I am a bit stuck on trying to prove this myself and the primary reason is that I am having trouble understanding the statement. I have interpreted this lemma to mean that the pre-image of $D'$ through the function $\overline{f}:G/S \rightarrow G'/H'$ via $\overline{f}(gS) = f(g)S'$ is the total inverse image mentioned and that every element of the pre-image of $D'$ lies in $G/S$. If this is the case then the result appears to be clear (although perhaps I ought to prove that $\overline{f}$ is well-defined which shouldn't be difficult) since $\overline{f}$ is a function defined on a set of coset representatives of $S$ in $G$.
Explicit questions - Have I correctly interpreted the lemma? How would one prove this lemma?
The “preimage of $D’$” is just the usual pre-image, no need to factor through any quotient or induced function. That is, $$D = \{d\in G\mid f(d)\in D’\}.$$
I’ll use additive notation, since the groups are abelian.
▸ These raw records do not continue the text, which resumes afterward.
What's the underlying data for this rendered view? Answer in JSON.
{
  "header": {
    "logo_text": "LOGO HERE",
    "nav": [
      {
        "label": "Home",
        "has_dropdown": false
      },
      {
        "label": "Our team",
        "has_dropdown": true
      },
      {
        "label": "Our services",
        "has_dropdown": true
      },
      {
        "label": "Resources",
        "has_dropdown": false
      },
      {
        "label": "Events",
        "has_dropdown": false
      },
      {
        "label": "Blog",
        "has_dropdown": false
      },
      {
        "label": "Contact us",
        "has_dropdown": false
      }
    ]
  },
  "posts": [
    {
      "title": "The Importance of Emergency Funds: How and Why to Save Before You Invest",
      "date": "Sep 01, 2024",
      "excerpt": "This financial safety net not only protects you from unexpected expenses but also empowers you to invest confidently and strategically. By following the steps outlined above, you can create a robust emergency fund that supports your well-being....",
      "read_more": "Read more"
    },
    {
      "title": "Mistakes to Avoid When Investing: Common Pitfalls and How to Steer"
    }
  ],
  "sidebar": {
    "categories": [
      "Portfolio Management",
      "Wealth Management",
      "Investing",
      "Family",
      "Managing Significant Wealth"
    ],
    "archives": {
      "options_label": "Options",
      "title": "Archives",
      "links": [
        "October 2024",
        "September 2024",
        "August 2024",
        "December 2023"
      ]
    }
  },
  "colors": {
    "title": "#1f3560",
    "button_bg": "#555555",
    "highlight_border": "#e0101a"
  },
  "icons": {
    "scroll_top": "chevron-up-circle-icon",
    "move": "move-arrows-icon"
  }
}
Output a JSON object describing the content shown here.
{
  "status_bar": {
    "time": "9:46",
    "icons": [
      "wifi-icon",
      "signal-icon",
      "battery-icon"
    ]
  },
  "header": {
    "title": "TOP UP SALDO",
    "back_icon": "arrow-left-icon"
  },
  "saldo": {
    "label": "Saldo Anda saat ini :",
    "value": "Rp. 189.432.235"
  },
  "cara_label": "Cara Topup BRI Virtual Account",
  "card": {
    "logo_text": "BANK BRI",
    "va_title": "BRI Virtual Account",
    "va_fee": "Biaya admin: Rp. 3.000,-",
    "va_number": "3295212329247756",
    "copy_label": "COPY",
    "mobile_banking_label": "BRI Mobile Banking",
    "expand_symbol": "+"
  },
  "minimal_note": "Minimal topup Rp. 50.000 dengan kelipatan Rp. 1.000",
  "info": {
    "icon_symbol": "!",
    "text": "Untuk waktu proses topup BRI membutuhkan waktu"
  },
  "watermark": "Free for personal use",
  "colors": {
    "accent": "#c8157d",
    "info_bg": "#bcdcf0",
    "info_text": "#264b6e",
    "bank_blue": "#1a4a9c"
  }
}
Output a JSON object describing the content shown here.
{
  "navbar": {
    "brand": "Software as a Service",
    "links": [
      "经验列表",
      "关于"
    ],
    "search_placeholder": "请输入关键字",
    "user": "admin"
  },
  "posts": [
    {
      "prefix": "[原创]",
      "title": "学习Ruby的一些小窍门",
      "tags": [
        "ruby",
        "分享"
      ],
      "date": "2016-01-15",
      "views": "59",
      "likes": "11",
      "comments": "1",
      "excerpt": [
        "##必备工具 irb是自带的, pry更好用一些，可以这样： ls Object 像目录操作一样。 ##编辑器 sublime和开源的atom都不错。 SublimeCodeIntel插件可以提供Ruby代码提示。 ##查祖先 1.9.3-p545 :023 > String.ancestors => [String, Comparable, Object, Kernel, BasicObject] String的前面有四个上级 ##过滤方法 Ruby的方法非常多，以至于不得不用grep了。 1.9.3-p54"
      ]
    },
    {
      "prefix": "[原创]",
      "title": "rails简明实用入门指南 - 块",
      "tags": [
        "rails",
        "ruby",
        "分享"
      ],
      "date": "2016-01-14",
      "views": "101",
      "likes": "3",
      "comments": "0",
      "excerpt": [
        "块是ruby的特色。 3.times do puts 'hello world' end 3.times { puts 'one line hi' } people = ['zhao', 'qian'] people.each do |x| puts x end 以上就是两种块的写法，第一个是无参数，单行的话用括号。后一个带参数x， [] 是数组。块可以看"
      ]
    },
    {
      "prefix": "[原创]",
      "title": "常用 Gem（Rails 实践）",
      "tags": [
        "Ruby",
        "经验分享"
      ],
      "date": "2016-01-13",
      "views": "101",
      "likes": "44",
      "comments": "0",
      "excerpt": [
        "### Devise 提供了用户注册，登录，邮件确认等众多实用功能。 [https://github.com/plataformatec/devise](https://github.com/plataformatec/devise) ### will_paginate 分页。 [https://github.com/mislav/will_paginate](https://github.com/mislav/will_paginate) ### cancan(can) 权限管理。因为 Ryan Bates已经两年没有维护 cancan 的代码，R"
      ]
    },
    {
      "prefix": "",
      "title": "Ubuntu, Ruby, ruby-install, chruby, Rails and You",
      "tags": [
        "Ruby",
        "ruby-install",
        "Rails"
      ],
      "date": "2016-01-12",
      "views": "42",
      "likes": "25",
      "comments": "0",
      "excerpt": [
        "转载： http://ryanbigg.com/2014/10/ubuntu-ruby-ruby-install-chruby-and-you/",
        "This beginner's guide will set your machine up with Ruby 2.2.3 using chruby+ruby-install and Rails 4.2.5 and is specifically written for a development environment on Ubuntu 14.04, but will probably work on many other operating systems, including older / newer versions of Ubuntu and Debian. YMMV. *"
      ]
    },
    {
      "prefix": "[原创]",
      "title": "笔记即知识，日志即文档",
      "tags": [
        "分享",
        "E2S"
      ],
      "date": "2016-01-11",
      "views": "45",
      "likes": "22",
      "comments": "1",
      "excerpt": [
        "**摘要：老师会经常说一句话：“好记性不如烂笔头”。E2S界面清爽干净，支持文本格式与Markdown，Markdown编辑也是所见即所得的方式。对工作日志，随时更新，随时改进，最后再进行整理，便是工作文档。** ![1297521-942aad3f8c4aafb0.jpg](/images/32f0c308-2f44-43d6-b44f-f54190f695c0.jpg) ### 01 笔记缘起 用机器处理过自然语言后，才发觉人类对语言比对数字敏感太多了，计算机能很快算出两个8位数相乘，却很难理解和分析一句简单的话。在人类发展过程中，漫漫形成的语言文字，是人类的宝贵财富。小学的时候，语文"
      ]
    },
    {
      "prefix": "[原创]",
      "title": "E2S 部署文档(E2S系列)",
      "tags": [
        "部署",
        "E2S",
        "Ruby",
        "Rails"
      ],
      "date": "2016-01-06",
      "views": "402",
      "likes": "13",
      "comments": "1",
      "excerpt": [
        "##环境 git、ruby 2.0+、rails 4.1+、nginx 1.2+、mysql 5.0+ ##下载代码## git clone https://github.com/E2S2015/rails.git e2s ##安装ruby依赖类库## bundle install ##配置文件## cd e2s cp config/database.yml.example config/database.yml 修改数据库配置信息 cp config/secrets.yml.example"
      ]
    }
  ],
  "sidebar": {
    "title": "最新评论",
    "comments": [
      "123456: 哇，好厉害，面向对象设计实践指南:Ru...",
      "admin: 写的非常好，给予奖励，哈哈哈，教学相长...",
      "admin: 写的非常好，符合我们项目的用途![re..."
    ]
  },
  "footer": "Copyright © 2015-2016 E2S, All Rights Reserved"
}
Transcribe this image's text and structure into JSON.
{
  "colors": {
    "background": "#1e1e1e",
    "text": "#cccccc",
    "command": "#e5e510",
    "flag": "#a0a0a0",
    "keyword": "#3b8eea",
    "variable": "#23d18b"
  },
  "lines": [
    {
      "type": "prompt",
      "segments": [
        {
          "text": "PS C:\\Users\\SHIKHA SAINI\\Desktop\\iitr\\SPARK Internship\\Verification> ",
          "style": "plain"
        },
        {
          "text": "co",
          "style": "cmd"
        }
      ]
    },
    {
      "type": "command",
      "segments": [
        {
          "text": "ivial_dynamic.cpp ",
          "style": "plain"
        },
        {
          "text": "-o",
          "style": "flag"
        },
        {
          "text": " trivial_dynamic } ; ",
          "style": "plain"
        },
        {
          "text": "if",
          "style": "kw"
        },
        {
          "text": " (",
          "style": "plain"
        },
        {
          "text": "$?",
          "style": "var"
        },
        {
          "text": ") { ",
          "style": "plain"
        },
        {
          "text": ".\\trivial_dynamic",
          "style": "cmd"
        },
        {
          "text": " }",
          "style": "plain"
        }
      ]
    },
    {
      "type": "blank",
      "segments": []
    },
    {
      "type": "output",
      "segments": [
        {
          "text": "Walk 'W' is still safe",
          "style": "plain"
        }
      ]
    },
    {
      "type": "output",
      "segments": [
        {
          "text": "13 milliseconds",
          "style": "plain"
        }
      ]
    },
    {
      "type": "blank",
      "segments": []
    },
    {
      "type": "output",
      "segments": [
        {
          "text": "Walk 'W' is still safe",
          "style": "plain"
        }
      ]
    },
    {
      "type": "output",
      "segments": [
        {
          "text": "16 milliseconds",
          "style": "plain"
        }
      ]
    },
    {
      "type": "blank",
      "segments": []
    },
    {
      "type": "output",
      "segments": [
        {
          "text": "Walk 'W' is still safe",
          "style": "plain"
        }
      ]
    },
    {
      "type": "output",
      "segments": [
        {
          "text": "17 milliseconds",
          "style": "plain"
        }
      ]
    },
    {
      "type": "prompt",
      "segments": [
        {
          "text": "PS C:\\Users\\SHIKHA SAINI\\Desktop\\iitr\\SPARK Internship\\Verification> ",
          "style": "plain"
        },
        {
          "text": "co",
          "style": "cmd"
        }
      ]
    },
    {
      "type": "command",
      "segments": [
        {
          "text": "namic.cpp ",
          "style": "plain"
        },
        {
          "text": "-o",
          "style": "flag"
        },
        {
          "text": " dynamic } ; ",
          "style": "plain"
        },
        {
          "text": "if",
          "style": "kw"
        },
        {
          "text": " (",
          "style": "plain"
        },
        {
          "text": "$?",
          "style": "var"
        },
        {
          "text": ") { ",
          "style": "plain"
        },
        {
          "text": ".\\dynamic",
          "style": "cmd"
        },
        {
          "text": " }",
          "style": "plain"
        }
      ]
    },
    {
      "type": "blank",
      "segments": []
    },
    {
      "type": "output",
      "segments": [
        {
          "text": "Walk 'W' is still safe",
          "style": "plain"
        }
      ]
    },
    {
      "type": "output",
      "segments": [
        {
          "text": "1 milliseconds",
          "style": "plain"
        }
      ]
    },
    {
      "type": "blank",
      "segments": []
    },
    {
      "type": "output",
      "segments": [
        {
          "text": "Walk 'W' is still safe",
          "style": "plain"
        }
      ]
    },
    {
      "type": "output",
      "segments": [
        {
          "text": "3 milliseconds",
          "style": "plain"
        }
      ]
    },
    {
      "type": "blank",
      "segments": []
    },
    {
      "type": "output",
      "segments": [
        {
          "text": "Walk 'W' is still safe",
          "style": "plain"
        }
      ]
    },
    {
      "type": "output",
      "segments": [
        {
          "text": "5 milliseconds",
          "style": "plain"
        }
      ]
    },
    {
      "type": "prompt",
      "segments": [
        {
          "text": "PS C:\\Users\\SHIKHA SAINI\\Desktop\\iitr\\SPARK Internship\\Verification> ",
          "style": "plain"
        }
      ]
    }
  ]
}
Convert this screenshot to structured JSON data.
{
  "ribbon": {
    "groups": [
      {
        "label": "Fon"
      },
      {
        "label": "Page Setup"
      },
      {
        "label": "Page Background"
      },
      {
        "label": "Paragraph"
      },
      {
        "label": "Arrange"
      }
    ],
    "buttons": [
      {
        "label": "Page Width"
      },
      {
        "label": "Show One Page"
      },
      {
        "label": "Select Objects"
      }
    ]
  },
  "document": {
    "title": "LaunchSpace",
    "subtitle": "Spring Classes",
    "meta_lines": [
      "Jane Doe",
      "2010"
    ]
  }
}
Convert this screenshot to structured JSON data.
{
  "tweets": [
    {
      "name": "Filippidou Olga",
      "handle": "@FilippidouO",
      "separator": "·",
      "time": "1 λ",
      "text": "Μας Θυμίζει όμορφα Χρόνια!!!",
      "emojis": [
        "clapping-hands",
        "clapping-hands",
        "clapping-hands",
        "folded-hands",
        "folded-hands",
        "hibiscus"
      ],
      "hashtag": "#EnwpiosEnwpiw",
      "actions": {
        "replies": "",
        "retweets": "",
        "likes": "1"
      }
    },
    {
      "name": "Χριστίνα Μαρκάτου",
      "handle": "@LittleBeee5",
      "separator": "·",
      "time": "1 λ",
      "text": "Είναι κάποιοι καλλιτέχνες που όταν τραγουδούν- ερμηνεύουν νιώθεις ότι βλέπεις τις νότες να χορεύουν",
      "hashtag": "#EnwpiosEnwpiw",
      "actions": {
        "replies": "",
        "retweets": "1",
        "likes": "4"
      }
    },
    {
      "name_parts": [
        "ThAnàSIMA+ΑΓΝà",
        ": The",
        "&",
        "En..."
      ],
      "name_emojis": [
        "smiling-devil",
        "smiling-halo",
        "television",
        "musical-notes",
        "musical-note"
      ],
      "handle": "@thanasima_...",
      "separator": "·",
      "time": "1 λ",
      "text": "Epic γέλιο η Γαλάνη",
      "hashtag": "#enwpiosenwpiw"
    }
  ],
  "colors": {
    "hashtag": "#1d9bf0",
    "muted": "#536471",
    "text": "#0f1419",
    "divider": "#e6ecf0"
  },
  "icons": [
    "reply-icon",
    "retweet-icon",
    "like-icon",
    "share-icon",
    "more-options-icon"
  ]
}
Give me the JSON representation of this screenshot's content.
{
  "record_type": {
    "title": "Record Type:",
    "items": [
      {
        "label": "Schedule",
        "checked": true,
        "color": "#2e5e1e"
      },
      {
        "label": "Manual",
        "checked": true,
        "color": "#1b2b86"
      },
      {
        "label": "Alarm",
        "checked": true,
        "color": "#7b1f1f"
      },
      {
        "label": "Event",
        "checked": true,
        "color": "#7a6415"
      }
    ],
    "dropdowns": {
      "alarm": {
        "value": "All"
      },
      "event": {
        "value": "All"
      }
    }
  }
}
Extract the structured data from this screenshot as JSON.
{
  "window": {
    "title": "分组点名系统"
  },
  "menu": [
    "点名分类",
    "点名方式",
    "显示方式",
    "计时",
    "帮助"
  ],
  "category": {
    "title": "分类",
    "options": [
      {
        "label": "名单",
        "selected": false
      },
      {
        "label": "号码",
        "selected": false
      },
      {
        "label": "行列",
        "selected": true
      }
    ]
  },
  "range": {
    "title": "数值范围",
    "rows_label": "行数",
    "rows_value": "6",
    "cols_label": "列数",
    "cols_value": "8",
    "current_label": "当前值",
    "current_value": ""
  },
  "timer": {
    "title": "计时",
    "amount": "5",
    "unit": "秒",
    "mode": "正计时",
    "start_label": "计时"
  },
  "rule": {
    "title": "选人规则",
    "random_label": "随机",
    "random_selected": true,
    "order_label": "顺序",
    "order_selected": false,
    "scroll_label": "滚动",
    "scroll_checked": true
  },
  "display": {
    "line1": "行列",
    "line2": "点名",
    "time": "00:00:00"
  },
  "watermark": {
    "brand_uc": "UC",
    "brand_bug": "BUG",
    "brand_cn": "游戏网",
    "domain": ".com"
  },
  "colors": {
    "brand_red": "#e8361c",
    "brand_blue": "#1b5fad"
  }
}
To show $D$ is a complete set of coset representatives for $S$ in $G$, let $g\in G$. Then $f(g)$ is in a coset of $S’$, so there exists $d’\in D’$ such that $f(g)\in d’+S’$. therefore, there exists $s’\in S’$ such that $f(g)=d’+s’$. Since $f$ maps $S$ isomorphically into $S’$, there exists a (unique) $s\in S$ such that $f(s)=s’$. Thus $f(g)=d’+f(s)$, so $d’=f(g)-f(s)=f(g-s)$. Thus, $g-s\in D$. And clearly, $g\in (g-s)+S$. Thus, every element of $G$ is in a coset of the form $d+S$ for some $d\in D$.
Now assume that $d_1,d_2\in D$ are such that $d_1+S = d_2+S$. Then there exists $s\in S$ such that $d_1=d_2+s$. That means that $f(d_1) = f(d_2)+f(s)\in f(d_2)+S’$, hence $f(d_1)+S’=f(d_2)+S’$. But that means that $f(d_1)=f(d_2)$ (since both $f(d_1)$ and $f(d_2)$ are in $D’$, which is a complete set of coset representatives for $S’$). Therefore, $f(s)=0$ (since $f(d_1)=f(d_2)+f(s)$). Since $f$ is one-to-one when restricted to $S$, we must have $s=0$, so $d_1=d_2+s=d_2$. Thus, distinct elements of $D$ correspond to distinct cosets of $S$ in $G$.
Hence, every element is in a coset of the form $d+S$ with $d\in D$, and distinct elements of $D$ are incongruent modulo $S$. Thus, $D$ is a complete set of coset representatives for $S$ in $G$, as claimed.